Début 42, j’ai quitté Tioumen pour aller à un endroit qui s’appelait Lujavog en Ouzbékistan, je crois, où l’armée polonaise a été formée. J’ai été enrôlé dans le régiment polonais des transmissions [le 11e bataillon de transmissions attaché au QG du 2e Corps polonais]. On a quitté la Russie pendant l’été 42 et on est allés en Iraq en passant par l’Iran, où on a reçu l’équipement adéquat et suivi une solide formation militaire. On est arrivés en Palestine en 1943, et pendant l’été cette année-là, les autorités polonaises organisèrent une école secondaire à un endroit appelé […] près de […] en Palestine. J’ai été accepté dans cette école et j’y suis resté jusqu’en mars 1944, où j’ai réussi mon examen de fin d’études.
On m’a renvoyé dans mon régiment en Italie, qui à ce moment-là avançait en direction de Monte Cassino [début 1944]. Ma spécialité de radio télégraphiste avec le QG du 2e Corps polonais a été utilisée à Monte Cassino et aussi pendant la campagne de l’Adriatique après quoi j’ai réussi le Collège militaire pour les transmissions et j’ai été promu au rang d’élève officier. Ensuite, on m’a renvoyé dans le régiment où j’ai été instructeur.
En Russie, notre régiment était appelé le 1er régiment, régiment n° 1, et on projetait d’avoir environ 2000 personnes. Mais en Iraq, on s’est rendu compte qu’il y avait beaucoup de personnes demandées par Londres pour le service dans cette brigade de parachutistes ou la marine ou l’armée de l’air. Leur nombre a considérablement diminué. On n’avait pas assez de personnel pour constituer un régiment complet. Donc, on était le 11e bataillon, attaché au QG [2e Corps polonais], pour servir au quartier général avec la 3e division [d’infanterie des Carpates], 5e division [d’infanterie des Confins (Kresowa)], les brigades de l’armée et les transmissions et les bataillons du génie et ainsi de suite.
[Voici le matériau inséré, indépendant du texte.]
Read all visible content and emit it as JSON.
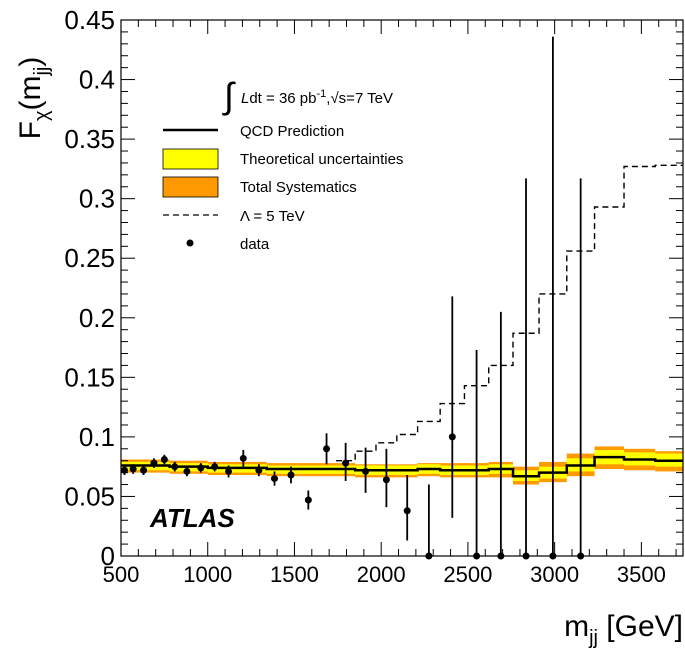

Alors vous voyez, au QG, on avait 11 stations radio, chacune d’elle était affecté à un certain nombre d’unités pour leur procurer des moyens radio au cas où les lignes téléphoniques ne fonctionnent plus. Alors dans notre bataillon, il y avait des gens formés à être radio opérateurs ou téléphonistes et ils s’occupaient des réparations de l’équipement, parce que très souvent les stations radio ne marchaient pas.
Alors on a pris la direction du Mont Cassin, à la demande de Lord Alexander.* Trois batailles de Monte Cassino avaient déjà eu lieu, sans succès. Vous voyez, lors de la dernière bataille, quand on est arrivés au Mont Cassin, la route de Rome était ouverte. Parce que la ville de Cassino contrôlait la vallée du Liri et la route de Rome du sud au nord ou du nord au sud. Et les Allemands étaient là depuis environ six mois, ils étaient extrêmement précis à tirer sur tout ce qui bougeait. Donc le 11 mai [1944], environ 2000 canons ont fait feu. Pas seulement les Polonais, mais, bien sûr, on faisait partie de la 8e Armée.
Avant l’attaque, on ne pouvait rien faire, on est restés silencieux. On ne voulait pas que les Allemands sachent où on se trouvait. Les téléphones ne marchaient pas parce que, vous voyez, avec des téléphones, disons que vous avez les fils en haut de la colline ou n’importe où, il faut les installer là où les patrons voulaient les avoir. Mais avec ça, ce n’était pas si facile. Surtout disons l’opérateur […] faisait son travail, c’était le numéro 9, c’était […]. Et on avait un Chevrolet, je crois que c’était fabriqué à, Chevrolet c’était canadien à l’origine, c’était de l’équipement lourd, c’était les batteries et autres, vous savez. Alors vous ne pouviez pas simplement porter le sac. Or, les unités dans les différents régiments et ainsi de suite, elles avaient la station radio n° 12, qui était […] par […] les poignées pour porter les lignes de téléphone jusqu’au sommet des collines et ainsi de suite, c’était l’enfer. Et les mines dans le coin, il y en avait tellement, c’était incroyable. Et disons qu’on avait le génie, trois bataillons. Dans un bataillon, il ne restait plus grand monde, 18 personnes seulement. Et dans les zones montagneuses comme ça, les chars ne peuvent aller nulle part. Mais pour en revenir à mon opération, c’était l’enfer d’écouter tous les comptes-rendus, vous voyez, des gens tués, des gens tués, des gens tués, des gens tués, vous savez. Vous trouviez vos copains et ainsi de suite, qui avaient été tués et ainsi de suite. Alors ce n’était pas marrant du tout.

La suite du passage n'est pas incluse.